COVID-19

The FDA has authorised remdesivir for use in COVID-19 patients: but there’s no good evidence it reduces mortality – a lay summary

At the end of April, the US National Institutes for Health (NIH) announced in a press release that their clinical trial on the experimental antiviral drug remdesivir had shown that it “accelerates recovery from advanced COVID-19”. Two days later, the drug was authorized by the US FDA to be “distributed and used by licensed health care providers to treat adults and children hospitalized with severe COVID-19”. This may look like an important breakthrough in treatment. However, there are concerns over the trial, and with how the results have been used.

According to the press release, Covid patients in the trial who received remdesivir recovered 31% faster than those who received placebo. This single isolated positive result was used to inform policy and treatment decisions on a massive scale. Yet, apart from the press release, the full details of the trial itself had not yet been published. This information is essential for doctors, patients, and policymakers to interpret the results of the trial accurately and make an informed judgement about the benefits and harms of remdesivir.

Concerns over the trial

  • Preliminary results were announced early, “out of ethical concerns”, so that patients receiving a placebo or “dummy pill” could opt to receive the real drug instead. But, without knowing the drug’s effects on survival, this could be premature – if the placebo control is stopped early, we may never know if the real drug saves lives or not.
  • The researchers running the remdesivir trial had changed course mid-trial. At the outset their key objectives had included measuring the drug’s effect on factors such as survival rates, and how many patients went on to require mechanical ventilation. But on 16 April the trial’s primary outcome was changed to “time to recovery”. Mid-trial changes, known as “outcome switching”, should be declared along with the results, and the reasons for the changes fully explained, to avoid distorting the eventual results. There is a grim history of patient deaths resulting from treatment decisions made on the basis of results from drug trials in which outcome switches had been undeclared. In the case of remdesivir, there are concerns that “time to recovery” might have been chosen because it was more likely to yield a positive result. 
  • “Time to recovery”, is far less critical to patients and health care professionals than death rates, adverse effects of the drug, or the need for mechanical ventilation. As one commentator said, “The reason we have shut our whole society down is not to prevent Covid-19 patients from spending a few more days in the hospital. It is to prevent patients from dying.”
  • There is, at time of writing, no good evidence that remdesivir reduces the number of people who die from COVID-19. Another trial already published found that it did not reduce numbers of deaths, time to clinical improvement, duration of mechanical ventilation, or levels of the virus in the body.  Could using remdesivir in COVID-19 now take funding away from other vital healthcare resources and research, without saving any lives?

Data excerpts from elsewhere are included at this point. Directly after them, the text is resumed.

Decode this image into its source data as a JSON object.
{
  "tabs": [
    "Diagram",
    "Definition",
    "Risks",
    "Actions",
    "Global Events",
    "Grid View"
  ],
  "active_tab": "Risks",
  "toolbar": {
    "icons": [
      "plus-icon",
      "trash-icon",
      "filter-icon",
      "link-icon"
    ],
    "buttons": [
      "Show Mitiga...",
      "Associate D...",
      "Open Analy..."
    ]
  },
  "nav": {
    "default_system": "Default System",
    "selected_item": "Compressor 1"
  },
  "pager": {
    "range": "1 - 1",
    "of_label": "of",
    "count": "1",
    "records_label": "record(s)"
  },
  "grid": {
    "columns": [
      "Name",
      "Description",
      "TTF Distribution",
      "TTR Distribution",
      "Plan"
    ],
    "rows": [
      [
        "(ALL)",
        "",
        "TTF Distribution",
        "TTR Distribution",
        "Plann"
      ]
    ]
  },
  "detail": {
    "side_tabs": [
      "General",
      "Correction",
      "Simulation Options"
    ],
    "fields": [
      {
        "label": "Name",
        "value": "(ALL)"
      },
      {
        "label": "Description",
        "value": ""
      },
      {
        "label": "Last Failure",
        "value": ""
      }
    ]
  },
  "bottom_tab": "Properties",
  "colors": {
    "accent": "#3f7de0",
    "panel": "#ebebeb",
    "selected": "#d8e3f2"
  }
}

COVID-19 is so new that the science is having to progress at lightning speed and doctors and policy-makers are making the best decisions they can amidst an ever-changing evidence landscape. Undeclared outcome-switching, using isolated results without publishing the trial, and generating media hype over modest findings is not helpful to healthcare professionals or to the patients suffering and dying.

Mandy Payne, 22nd May 2020

This is a lay summary of a report prepared for the Oxford COVID-19 Evidence Service by the Oxford Centre for Evidence Based Medicine by Henry M Drysdale, Nicholas J DeVito and Jeffrey K Aronson dated 12th May 2020.

Disclaimer: the article has not been peer-reviewed; it should not replace individual clinical judgement and the sources cited in the original report should be checked. The views expressed in this commentary represent an interpretation by HealthWatch and do not necessarily represent those of Oxford CEBM, the NHS, the NIHR, or the Department of Health and Social Care. The views are not a substitute for professional medical advice.